In writing for the blog, Koliner found her health economics course especially relevant. "Although patient-defined health information is helpful, utilizing it carries costs," she says. "The technology to collect and distribute the data, the labor to process the information, and the ramifications about legal responsibility and privacy all have to be calculated when determining the benefits of personal health technology. I used lessons from the health economics course to frame my policy discussions on the Project HealthDesign blog."

As an English literature major at Arizona State, Koliner enjoyed the critical reading and writing entailed in producing the blog entries. She also values how the La Follette School's statistics courses improved her critical reading skills. "With the skills I have gained at La Follette, I can more confidently understand what numbers from a study or a poll can tell me while also being aware of what they don't, and so I make more informed decisions on the data I receive," Koliner says. "Luckily, I know that these skills will be applied to more than just reading the news—an understanding of epidemiology is essential to working within the public health sector. Knowing how to analyze quantitative information gained through health studies, when to trust a finding and when to recognize more research is needed will serve me well throughout my career."

After Koliner graduates, she hopes to work for an agency or organization committed to helping women and/or low-income people with their nutrition and health. "So far I do not have a preference for working with top-level decision-makers or with consumers," she says. "The most important goal is to be able to see clearly how my work is contributing to the world around me."
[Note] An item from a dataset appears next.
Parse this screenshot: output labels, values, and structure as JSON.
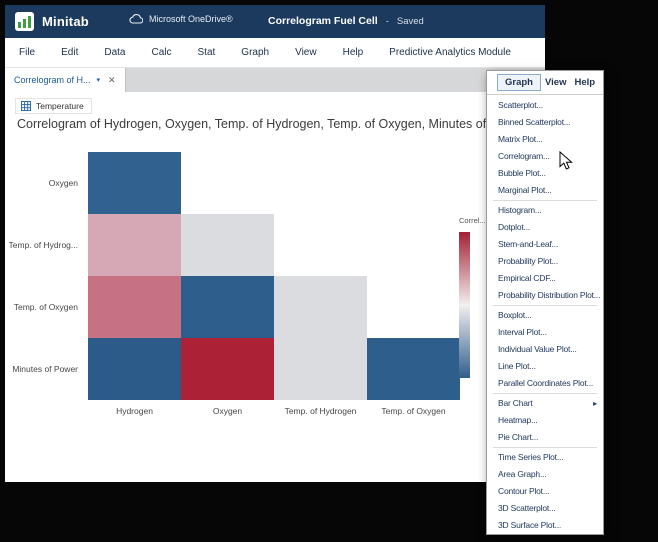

Koliner gained insight into women's health care this year when she gave birth to her son in May. "While I understood the importance of healthy women and children when I began this graduate program, seeing how the system works from the perspective of the health consumer has proven how influential public policy can be," she says. "Decisions made on vaccinations, delivery, post-natal care, breastfeeding (and many more!) have all improved considerably in the past decade due to changes in public policy. Through my firsthand experience making these decisions, I am even more assured that health policy is what I want to be part of."

"Improving health care for women not only improves the physical health of her children and family, but the emotional and economic health as well," she adds. "I am even more excited for this next year of classes, and the work I'll be able to do once I graduate."